Lee Judge of the Kansas City Star just came out with the best, most reasoned piece on baseball’s unwritten rules in some time. It’s not because he staunchly defends them—to the contrary, he concludes that players should be allowed to aggressively chase stats any way they can, even during the course of a blowout, a position with which I disagree—but because he presents a comprehensive look into expectations during lopsided games.
In so doing, Judge refers to an Aug. 24 game between Kansas City and Baltimore, in which the Royals scored seven runs in the sixth inning to take a five-run lead. The key moment was Eric Hosmer coming to the plate for the second time in the inning, after all seven runs had scored … and trying to bunt for a hit. The Orioles were not happy about it, and expressed as much from their dugout.
The answer to whether Hosmer was right or wrong is what makes baseball’s Code so variable, and so difficult to understand by those not paying close attention. To wit:
- While most agree that aggressive tactics like stolen bases and hit-and-runs should be abandoned during the late innings of blowouts, the definitions of how much and when have shifted over time. Only a few years ago, amid the steroid-fueled chaos unleashed upon box scores nightly, a five-run lead in the sixth would have barely registered. Now, however, with offense down, it now appears to be back in play.
- Another thing that’s changed over the last few years is the prevalence of the defensive shift. Does the fact that Baltimore was playing the majority of its infield on the right side of the diamond—giving itself a clear defensive edge—negate Hosmer’s mandate to play non-aggressive baseball, which includes bunting for hits? The Orioles were playing like run prevention still mattered, and if their lack of willingness to give up aggressive defensive tactics has to carry some weight.

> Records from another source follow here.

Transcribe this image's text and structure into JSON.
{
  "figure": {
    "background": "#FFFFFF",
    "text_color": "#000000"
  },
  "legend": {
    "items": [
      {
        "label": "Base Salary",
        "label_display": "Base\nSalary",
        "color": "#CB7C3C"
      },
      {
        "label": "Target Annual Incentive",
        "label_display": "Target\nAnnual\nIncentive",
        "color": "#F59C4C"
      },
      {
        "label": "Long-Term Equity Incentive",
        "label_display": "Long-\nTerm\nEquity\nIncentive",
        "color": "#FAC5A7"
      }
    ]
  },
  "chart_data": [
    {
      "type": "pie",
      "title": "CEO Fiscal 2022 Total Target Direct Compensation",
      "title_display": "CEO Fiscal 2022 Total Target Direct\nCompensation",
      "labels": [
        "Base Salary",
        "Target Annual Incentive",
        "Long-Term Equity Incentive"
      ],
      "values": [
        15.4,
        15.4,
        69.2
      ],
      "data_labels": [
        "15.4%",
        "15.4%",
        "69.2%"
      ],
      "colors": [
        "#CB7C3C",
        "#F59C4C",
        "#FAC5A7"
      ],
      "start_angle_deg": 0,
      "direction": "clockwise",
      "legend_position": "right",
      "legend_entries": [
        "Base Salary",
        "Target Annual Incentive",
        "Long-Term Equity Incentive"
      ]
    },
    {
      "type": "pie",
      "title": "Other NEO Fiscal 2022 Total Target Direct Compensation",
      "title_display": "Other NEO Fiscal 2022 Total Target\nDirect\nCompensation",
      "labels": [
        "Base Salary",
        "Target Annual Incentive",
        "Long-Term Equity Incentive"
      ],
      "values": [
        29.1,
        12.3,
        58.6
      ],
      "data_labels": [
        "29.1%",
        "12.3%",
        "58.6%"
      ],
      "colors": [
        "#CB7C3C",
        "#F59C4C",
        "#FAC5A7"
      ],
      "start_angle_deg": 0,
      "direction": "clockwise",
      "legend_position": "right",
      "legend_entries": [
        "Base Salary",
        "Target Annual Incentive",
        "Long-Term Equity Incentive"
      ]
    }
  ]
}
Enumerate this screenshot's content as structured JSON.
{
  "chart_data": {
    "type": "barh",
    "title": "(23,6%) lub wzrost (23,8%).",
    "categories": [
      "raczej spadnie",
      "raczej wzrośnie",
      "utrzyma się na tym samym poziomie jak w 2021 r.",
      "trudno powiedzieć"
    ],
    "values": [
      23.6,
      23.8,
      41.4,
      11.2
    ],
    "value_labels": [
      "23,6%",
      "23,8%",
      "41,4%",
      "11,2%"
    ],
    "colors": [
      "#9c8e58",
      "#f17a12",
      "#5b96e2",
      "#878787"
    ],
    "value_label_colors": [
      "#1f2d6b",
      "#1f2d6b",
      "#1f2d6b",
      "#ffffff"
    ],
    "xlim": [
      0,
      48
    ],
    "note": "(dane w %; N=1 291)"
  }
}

- It’s not unlike the defense giving itself an advantage by failing to hold a runner at first during a blowout, knowing that, based on the Code, he won’t take off for second. The inequity of being able to play the first baseman in the hole rather than having him tethered to the bag, even while insisting that the opposing team not take advantage of it, is wildly lopsided. (The compromise position, as Judge points out, is to play the first baseman back, but not all the way back.)
- Numerous factors are involved in the designation of what lead is too big and what point in the game is too late, including geography and bullpen availability. A big lead in San Francisco is far more sound than a big lead in a bandbox like Philadelphia. Similarly, if a team does not have its full complement of relievers available to protect a lead, it may try to pile on more than it otherwise would. As is usual in these types of situations, communication is paramount; letting the opposition know that one’s decision to eschew the Code is reasoned and not personal can go a long way toward avoiding bad blood.
Ultimately, I agree with Hosmer and Judge: Regardless of circumstance, if a team is willing to put on a defensive shift, it must be prepared to deal with the consequences of that shift. Run at will, boys.